The TFG must realize it is time to move on with the transitional tasks, they should adopt a new constitution that will usher in a new set of leaders and institutions by August 2012. It is time to build a civil service that works, using many of the educated Somalis in the Diaspora and refugee camps. It is time to build a military and police force that can protect its people. It is time to ensure that no more refugees flow into Dadaab and other Capitals of the world.

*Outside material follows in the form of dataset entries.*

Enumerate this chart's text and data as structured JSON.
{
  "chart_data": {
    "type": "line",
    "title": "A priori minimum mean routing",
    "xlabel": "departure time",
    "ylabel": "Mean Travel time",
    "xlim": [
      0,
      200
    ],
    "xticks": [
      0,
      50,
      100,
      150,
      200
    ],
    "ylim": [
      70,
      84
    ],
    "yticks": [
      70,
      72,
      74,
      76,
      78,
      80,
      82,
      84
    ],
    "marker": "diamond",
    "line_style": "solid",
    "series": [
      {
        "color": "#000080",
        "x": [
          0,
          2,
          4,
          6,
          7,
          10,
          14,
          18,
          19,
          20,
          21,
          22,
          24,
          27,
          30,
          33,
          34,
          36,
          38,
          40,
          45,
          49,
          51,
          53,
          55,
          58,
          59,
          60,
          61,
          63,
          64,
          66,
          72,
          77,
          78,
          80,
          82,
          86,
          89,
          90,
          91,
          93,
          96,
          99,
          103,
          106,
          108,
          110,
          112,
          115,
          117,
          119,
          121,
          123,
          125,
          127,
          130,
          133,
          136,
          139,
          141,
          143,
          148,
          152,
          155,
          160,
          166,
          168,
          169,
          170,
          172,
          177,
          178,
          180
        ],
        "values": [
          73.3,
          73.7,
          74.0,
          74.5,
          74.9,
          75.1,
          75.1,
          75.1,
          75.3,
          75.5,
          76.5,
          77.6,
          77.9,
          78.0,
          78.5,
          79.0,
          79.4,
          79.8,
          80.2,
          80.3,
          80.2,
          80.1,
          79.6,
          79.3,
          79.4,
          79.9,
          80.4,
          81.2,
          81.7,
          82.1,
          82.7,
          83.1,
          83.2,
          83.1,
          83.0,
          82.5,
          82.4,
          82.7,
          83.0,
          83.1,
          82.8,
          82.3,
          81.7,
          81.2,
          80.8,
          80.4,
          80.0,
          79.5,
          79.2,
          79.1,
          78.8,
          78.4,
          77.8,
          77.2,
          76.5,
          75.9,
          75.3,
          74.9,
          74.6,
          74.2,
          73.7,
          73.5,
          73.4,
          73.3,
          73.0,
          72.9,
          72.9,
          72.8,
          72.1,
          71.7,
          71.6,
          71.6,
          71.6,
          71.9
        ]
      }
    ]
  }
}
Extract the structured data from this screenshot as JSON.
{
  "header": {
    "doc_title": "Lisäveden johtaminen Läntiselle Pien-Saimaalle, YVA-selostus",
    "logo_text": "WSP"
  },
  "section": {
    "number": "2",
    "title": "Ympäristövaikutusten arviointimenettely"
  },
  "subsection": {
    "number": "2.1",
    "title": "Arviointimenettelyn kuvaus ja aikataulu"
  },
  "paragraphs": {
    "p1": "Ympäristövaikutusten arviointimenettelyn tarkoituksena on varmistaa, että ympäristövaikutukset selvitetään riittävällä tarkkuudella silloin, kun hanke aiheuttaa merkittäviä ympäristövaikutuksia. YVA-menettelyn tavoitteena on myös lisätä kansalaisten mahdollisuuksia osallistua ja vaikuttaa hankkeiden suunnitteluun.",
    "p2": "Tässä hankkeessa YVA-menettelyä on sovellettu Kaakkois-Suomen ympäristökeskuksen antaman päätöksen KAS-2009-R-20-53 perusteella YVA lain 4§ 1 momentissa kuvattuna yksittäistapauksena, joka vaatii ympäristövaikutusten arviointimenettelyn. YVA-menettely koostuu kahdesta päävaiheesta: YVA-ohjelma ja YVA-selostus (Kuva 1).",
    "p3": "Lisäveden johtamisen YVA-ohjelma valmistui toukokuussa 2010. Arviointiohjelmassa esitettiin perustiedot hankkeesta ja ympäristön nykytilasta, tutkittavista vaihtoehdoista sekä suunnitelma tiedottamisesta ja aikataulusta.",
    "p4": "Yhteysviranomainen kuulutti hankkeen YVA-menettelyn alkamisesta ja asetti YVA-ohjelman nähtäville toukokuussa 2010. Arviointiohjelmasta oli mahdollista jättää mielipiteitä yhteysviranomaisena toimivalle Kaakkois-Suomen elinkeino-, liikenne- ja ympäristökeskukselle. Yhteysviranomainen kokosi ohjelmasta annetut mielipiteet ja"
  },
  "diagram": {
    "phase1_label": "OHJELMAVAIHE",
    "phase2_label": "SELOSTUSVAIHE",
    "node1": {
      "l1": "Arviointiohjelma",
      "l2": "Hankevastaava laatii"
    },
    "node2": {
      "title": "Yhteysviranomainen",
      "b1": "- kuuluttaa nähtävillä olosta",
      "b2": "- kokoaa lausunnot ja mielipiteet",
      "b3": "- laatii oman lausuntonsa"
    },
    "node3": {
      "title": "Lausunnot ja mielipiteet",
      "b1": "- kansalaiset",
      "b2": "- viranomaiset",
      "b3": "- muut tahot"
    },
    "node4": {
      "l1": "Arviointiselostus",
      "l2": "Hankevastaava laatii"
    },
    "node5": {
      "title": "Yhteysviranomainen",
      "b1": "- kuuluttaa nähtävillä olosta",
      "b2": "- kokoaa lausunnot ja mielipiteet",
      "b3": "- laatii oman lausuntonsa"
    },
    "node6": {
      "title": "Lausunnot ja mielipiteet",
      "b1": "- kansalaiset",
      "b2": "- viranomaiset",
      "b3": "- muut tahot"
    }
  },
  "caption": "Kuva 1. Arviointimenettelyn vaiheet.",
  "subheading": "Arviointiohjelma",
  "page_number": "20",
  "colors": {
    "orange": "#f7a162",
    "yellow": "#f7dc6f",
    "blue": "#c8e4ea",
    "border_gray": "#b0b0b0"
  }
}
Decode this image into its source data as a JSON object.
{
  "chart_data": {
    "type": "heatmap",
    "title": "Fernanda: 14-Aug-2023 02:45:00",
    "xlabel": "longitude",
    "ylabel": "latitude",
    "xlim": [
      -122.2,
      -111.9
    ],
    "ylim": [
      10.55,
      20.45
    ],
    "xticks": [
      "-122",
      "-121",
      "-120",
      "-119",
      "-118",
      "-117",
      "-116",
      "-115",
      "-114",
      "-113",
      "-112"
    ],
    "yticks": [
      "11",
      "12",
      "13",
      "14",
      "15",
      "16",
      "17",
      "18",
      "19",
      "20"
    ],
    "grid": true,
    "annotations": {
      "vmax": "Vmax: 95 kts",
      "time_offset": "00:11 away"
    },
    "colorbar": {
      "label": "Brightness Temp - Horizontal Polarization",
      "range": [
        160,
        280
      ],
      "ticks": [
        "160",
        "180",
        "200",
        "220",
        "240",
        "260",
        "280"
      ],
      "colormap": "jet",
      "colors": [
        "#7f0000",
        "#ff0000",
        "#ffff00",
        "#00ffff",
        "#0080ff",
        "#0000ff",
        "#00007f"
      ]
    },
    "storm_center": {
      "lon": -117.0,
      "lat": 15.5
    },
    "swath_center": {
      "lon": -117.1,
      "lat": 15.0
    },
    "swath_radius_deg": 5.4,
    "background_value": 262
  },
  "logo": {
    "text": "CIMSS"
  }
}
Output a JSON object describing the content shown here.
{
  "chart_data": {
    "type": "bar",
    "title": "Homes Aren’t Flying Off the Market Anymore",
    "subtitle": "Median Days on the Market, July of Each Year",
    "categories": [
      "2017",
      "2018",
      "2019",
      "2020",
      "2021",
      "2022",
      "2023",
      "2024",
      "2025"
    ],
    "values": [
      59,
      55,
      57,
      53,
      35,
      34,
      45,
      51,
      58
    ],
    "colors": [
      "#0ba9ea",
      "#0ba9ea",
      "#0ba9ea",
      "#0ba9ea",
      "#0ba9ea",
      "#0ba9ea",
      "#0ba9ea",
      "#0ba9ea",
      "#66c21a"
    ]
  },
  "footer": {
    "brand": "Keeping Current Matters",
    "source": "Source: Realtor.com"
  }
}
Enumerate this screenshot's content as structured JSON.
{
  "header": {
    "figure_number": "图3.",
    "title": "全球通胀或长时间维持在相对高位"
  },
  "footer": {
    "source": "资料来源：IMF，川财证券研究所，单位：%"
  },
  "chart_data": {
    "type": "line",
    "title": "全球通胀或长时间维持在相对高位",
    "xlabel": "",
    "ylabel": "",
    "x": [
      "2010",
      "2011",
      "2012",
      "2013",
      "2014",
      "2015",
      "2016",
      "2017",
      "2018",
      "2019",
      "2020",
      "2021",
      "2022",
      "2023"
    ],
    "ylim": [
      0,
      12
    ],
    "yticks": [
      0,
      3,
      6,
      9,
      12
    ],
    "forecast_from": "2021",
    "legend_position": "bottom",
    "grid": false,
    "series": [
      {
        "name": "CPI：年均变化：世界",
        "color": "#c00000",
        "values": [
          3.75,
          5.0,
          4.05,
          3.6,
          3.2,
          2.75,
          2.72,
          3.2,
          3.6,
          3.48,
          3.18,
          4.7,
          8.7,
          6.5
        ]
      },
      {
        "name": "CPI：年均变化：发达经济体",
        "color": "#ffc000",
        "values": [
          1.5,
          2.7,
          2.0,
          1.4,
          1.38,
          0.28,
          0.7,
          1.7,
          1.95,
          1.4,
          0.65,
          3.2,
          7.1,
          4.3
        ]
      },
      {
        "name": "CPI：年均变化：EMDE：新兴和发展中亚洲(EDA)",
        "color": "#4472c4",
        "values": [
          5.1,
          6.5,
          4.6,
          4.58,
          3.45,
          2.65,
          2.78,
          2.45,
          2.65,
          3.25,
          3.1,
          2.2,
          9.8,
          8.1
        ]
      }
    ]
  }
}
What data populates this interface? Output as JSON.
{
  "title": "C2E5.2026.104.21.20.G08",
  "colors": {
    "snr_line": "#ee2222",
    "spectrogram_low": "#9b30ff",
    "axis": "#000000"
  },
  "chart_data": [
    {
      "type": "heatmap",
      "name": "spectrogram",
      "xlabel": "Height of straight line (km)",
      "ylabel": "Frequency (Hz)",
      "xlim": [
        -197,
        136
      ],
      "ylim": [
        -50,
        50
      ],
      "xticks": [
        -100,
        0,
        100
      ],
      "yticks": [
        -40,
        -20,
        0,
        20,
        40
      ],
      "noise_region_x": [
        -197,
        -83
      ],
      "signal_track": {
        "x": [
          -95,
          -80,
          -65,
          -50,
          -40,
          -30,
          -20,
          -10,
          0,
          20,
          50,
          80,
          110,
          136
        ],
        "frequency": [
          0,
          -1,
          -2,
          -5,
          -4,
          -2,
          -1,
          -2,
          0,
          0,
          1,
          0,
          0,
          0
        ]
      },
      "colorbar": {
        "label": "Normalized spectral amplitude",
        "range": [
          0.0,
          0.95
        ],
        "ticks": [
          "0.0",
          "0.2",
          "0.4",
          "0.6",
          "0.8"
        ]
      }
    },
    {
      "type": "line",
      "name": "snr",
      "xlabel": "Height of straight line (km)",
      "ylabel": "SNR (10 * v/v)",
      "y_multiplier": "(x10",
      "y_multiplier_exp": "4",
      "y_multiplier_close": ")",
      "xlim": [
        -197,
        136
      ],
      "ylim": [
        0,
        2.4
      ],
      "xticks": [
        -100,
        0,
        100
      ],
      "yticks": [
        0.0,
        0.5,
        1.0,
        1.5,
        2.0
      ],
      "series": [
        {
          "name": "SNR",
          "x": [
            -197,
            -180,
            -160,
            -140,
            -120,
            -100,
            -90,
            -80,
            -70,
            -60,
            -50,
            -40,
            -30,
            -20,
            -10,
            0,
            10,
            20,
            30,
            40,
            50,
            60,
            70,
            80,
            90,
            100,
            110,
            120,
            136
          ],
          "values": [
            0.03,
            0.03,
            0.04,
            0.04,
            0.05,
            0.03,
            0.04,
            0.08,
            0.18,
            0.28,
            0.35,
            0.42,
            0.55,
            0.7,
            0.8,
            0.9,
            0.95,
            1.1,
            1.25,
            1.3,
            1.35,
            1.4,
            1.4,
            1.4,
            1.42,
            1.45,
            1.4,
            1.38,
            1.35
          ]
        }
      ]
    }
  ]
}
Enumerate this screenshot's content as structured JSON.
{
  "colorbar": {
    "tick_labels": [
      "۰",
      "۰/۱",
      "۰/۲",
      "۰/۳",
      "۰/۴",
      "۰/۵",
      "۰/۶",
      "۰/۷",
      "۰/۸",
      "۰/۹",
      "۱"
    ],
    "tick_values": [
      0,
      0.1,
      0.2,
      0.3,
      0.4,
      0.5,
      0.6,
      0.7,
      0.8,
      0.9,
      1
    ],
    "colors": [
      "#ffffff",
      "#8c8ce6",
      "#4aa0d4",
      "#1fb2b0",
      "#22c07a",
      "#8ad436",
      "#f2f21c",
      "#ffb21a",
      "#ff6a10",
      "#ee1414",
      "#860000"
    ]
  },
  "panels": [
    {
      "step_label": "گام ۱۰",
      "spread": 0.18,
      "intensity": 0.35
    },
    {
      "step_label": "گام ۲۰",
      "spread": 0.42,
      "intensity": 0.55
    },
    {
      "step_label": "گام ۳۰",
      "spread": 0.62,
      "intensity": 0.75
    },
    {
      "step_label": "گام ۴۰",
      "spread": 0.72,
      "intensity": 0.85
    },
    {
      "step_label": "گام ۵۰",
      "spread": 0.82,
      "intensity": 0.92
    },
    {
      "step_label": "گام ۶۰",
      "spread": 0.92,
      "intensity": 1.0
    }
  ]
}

The TFG government must deliver peace, stability and development to its people. That is what the people of Somalia deserve. The international community can help, but the seriousness and leadership must start with the Somali people. They have shown resilience in the face of war and famine, they surely can triumph in times of peace.

As Kenya engages in Somalia, we must be aware that this engagement preemptively includes insurgency, counterinsurgency, and propaganda. We must be steadfast and clear in our strategic objectives and provide an exit strategy. This may include a three pronged approach.

Firstly, we must proceed vigorously on the military front by suffocating the Al-shabaab from Kismayu to Mogadishu. To consolidate the gains made by AMISOM and the Kenyan forces, the international partners and the United Nations Security Council should fast-track the deployment of AMISOM to the projected 20,000 troops from the current 9,000 troops.

Secondly, we must endeavor to implement the proposals of the UN Secretary-General, IGAD and the African Union on counter-piracy efforts. In the report issued this week for consideration by the Security Council on 31 October, the UN Secretary-General encourages Member States and multi-national organizations participating in naval operations off the Coast of Somalia to use their forces in addressing the root causes of piracy and continue to develop land-based initiatives to strengthen regional maritime and law-enforcement capacity, especially those of Somalia. We must institute a sea blockade of Kismayu that both IGAD and the AU have requested for the last few years. All these efforts together, will make a huge dent in cutting off the lifeline for Al-shabaab and the pirates.

Thirdly, Kenya must realize that logistical support is needed urgently to sustain and consolidate current gains including in the region of south central Somalia and a liberated Kismayo port. We must allow an immediate installation of governance structures by the Somali people from the regions liberated to fill the vacuum left by the Al-shabab departure. Quick-impact projects such as schools, hospitals, police stations, and roads must be provided immediately. Peace and security must be prioritized for the population to feel secure. Provision of basic services such as water, sanitation, and relief food must be immediate. The international community must engage and give the requisite resources for this exercise. They must not tire or suffer from donor fatigue. There is light at the end of the tunnel on Somalia

 

Hon. Richard M. Onyonka

Assistant Minister, Ministry of Foreign Affairs (KENYA).

The views expressed in this article are not necessarily those of the Kenyan Government.